An abused child of a USC/LPR may petition until age 25 if he can demonstrate that the "abuse was at least one central reason for the filing delay." INA §204(a)(1)(D)(v). Otherwise, a child must be unmarried and under 21 when the I-360 is filed but will not "age-out" even if the petition is not approved until after 21 years of age. INA §204(a)(1)(D)(i)(1). Derivative children [[Page 872]] also do not age-out but are instead automatically transferred to the relevant preference category as approved self-petitioners. INA §204(a)(1)(D)(i)(III).

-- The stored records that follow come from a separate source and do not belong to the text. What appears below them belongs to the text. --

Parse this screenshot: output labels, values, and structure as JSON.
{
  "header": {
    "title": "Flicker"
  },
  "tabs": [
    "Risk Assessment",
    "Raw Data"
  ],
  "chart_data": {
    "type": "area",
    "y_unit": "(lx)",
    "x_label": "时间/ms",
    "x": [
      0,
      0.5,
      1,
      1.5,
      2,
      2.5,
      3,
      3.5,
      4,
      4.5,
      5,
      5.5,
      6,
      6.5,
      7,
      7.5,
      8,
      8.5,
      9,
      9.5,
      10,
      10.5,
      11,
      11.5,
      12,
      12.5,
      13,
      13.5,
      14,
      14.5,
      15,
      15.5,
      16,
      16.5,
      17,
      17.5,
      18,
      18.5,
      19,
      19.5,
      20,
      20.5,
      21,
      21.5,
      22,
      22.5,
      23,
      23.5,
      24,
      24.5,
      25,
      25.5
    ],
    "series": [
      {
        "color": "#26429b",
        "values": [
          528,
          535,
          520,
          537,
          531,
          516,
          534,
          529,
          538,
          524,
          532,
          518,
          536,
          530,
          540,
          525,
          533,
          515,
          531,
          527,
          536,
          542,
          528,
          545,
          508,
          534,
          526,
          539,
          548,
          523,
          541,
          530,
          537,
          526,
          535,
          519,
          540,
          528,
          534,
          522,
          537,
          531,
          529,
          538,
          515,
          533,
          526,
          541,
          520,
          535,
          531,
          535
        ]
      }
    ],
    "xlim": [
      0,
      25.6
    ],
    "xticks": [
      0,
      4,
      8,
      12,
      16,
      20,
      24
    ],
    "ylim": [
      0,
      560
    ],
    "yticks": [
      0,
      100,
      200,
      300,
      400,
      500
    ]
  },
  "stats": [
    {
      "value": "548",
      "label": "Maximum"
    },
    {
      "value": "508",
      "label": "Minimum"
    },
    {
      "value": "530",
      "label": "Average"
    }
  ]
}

They maintain their original priority date (or, in the case of derivatives, the principal's priority date) and receive the protection of the Child Status Protection Act, INA §§201(f)(4), 203(h)(4), 204(a)(1)(D), even if they lost their status due to the death of, or termination of status by, the abusive parent.

Self Petitioning Abused Parent

A parent may self-petition under VAWA if he or she is the parent of a current abusive USC, or the parent of an abusive USC who, within the past two years, lost or renounced U.S. citizenship related to an incident of domestic violence, or died. A parent can apply if he or she is a person of good moral character, is eligible to be classified as an IR, resides or has resided with the USC daughter or son abuser, and demonstrates that she has been battered or subject to extreme cruelty by the USC. INA §204(a)(1)(A)(vii).